Après son éviction chez BFMTV, Jean Jacques Bourdin retrouve un emploi !

Jean Jacques Bourdin avait été évincé en janvier. Il retrouve de l'emploi chez Sud Radio.

Rédaction
Après son éviction chez BFMTV, Jean Jacques Bourdin retrouve un emploi !
©AFP

Fin janvier, Jean-Jacques Bourdin est écarté de chez Altice, la maison mère de BFMTV et RMC. La société avait fait ce choix radical parce que le journaliste vedette de la chaîne était visé par des accusations d'agression sexuelle.
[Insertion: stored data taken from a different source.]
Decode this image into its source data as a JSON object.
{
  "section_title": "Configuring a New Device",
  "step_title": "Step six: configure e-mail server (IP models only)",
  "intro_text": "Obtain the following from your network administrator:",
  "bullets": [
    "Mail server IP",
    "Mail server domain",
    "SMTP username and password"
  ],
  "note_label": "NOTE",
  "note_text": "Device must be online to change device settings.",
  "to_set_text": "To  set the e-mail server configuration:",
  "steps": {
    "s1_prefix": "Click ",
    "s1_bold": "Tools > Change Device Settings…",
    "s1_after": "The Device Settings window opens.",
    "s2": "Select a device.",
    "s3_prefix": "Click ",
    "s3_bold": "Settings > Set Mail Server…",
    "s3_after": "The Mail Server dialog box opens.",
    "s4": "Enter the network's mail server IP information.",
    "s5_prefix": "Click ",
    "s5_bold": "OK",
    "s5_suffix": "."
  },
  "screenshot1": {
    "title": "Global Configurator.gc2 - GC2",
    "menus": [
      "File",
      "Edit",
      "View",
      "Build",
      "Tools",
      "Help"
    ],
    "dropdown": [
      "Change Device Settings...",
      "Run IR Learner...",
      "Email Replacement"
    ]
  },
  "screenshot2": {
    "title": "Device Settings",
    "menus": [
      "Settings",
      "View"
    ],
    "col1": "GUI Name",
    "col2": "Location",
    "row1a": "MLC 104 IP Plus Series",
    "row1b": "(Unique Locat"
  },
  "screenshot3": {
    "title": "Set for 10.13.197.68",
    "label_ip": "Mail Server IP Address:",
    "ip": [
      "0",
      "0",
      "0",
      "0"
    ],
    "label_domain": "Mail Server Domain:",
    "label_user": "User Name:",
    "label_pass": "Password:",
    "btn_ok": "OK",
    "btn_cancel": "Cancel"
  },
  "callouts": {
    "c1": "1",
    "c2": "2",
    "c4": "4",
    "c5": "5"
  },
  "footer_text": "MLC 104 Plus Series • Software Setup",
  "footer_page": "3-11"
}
Des allégations qu'il a "toujours niées fermement". Face au torrent médiatique que ces accusations avaient suscité et l'enquête qui en a découlée, Altice avait décidé de se séparer officiellement du journaliste vedette quelques mois plus tard.

"Nous nous séparons, je suis tellement heureux d'être libéré, je repars pour de nouvelles aventures (...) vive le journalisme libre et indépendant !!", avait réagi sur Twitter. Ce mercredi, l'ancien sniper du PAF a annoncé avoir trouvé une nouvelle radio. Il a annoncé la nouvelle sur Twitter: "Faire le métier qu’on aime est une chance! Le mien c’est vous informer, poser des questions, partager avec vous. Je suis tellement heureux de vous retrouver sur Sud Radio dès ce lundi entre 10h30 et 12h30." Bourdin a également donné le nom de l'émission: "Parlons vrai chez Bourdin".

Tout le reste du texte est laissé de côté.